Im vergangenen Jahr kehrten 359.338 Katholiken ihrer Kirche den Rücken. Damit wurde der bisherige Höchstwert aus dem Jahr 2019 deutlich übertroffen, als knapp 273.000 Katholiken austraten. Allein das Bistum Münster verzeichnete 22.604 Austritte im Jahr 2021. Auch die EKD hatte Rekordwerte gemeldet. Im vergangenen Jahr traten demnach 280.000 Protestanten aus der Kirche aus. Die Zahl ihrer Mitglieder sank erstmals unter die 20-Millionen-Grenze auf 19,72 Millionen.

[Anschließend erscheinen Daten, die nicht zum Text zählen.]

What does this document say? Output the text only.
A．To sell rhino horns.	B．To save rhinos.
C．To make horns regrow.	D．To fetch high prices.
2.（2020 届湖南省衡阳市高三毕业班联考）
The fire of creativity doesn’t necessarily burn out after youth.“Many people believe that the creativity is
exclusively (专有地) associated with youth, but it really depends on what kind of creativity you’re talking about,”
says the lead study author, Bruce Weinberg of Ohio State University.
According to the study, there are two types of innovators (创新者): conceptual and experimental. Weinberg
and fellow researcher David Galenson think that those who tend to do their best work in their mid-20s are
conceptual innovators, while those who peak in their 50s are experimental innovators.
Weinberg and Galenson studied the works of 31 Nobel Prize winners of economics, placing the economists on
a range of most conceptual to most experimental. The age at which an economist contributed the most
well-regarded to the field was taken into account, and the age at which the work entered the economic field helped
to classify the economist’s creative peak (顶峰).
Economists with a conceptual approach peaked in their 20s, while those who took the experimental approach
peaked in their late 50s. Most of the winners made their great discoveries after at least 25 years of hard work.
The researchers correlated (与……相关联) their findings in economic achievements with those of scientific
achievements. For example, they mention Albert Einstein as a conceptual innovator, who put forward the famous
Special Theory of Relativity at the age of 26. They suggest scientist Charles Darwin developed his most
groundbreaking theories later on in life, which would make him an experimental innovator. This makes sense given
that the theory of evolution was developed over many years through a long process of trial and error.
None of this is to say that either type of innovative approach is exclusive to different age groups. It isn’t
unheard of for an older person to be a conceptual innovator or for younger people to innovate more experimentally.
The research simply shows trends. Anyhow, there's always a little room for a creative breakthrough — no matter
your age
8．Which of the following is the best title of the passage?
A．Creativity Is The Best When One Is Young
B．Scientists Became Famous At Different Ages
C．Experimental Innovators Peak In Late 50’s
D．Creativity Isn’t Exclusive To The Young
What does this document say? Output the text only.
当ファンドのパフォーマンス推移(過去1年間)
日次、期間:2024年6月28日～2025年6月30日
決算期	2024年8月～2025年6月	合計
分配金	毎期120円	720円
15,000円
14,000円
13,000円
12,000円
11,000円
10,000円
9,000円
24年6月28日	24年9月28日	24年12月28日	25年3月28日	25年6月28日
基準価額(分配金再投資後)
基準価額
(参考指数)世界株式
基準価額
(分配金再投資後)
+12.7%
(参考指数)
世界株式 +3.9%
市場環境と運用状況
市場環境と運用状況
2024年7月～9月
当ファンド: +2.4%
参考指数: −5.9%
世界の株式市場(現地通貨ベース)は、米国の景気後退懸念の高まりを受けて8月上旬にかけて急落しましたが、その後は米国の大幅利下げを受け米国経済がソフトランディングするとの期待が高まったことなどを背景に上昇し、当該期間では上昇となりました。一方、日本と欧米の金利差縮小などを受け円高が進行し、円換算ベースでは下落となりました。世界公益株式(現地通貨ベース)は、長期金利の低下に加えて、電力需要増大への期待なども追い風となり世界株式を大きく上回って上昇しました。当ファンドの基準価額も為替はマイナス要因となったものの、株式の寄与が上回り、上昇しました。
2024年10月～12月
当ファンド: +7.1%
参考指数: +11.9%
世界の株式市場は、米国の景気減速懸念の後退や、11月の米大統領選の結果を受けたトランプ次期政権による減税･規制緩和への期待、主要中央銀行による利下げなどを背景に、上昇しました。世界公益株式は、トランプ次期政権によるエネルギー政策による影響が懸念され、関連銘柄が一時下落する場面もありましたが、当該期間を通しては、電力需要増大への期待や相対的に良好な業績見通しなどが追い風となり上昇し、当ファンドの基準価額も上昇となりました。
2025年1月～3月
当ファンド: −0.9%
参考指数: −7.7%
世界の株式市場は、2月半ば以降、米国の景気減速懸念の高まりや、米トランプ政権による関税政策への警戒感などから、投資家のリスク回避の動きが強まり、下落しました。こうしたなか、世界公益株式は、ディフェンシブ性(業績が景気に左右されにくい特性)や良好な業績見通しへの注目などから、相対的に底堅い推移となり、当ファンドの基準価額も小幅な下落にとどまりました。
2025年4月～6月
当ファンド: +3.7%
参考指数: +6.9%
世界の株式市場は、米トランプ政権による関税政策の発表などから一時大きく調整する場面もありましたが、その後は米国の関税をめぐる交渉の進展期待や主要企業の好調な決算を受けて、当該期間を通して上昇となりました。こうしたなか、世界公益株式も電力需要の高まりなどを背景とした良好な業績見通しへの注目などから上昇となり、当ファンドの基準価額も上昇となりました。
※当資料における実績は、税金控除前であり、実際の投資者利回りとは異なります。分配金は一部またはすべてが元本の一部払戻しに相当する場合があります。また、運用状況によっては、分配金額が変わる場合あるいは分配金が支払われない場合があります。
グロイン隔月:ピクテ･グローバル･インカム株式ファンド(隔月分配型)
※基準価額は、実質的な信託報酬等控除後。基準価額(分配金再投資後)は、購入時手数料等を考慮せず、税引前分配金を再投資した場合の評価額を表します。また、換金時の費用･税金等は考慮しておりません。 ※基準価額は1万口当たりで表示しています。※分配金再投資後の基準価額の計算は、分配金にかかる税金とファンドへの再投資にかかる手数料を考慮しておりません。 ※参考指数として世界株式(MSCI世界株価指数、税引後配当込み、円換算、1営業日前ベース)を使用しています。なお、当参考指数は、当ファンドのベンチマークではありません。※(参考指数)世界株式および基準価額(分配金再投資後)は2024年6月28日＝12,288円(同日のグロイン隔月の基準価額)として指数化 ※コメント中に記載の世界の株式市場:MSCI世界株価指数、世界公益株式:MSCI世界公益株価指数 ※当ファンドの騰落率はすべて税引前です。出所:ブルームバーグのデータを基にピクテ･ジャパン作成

Bätzing spricht von tiefgreifender Krise

Der Vorsitzende der Deutschen Bischofskonferenz, Bischof Georg Bätzing, sagte mit Blick auf die katholische Kirche, die Zahlen zeugten von einer tiefgreifenden Krise. „Es ist nichts schönzureden, und ich bin (...) zutiefst erschüttert über die extrem hohe Zahl von Kirchenaustritten.“ Mittlerweile vollzögen nicht nur Menschen den Austritt, die zu ihrer Pfarrei schon länger kaum Kontakt gehabt hätten: „Es mehren sich Rückmeldungen, dass Menschen diesen Schritt gehen, die bisher in den Pfarreien sehr engagiert waren.“

Die Präsidentin des Zentralkomitees der deutschen Katholiken (ZdK), Irme Stetter-Karp, sagte, die Zahlen spiegelten einen grundsätzlichen gesellschaftlichen Wandel wider. „Die Deutungsmacht der Kirchen über das Religiöse ist keine Selbstverständlichkeit mehr, anders als das über viele Jahrzehnte, ja über Jahrhunderte der Fall war.“ Die Kirche sei herausgefordert, auf die Menschen zuzugehen, „mitten hinein in deren Lebenswelten“ und neues Vertrauen aufzubauen. „Wem ich vertraue, dem glaube ich“, so Stetter-Karp. Nur so könne eine Erneuerung des Christentums im 21. Jahrhundert gelingen.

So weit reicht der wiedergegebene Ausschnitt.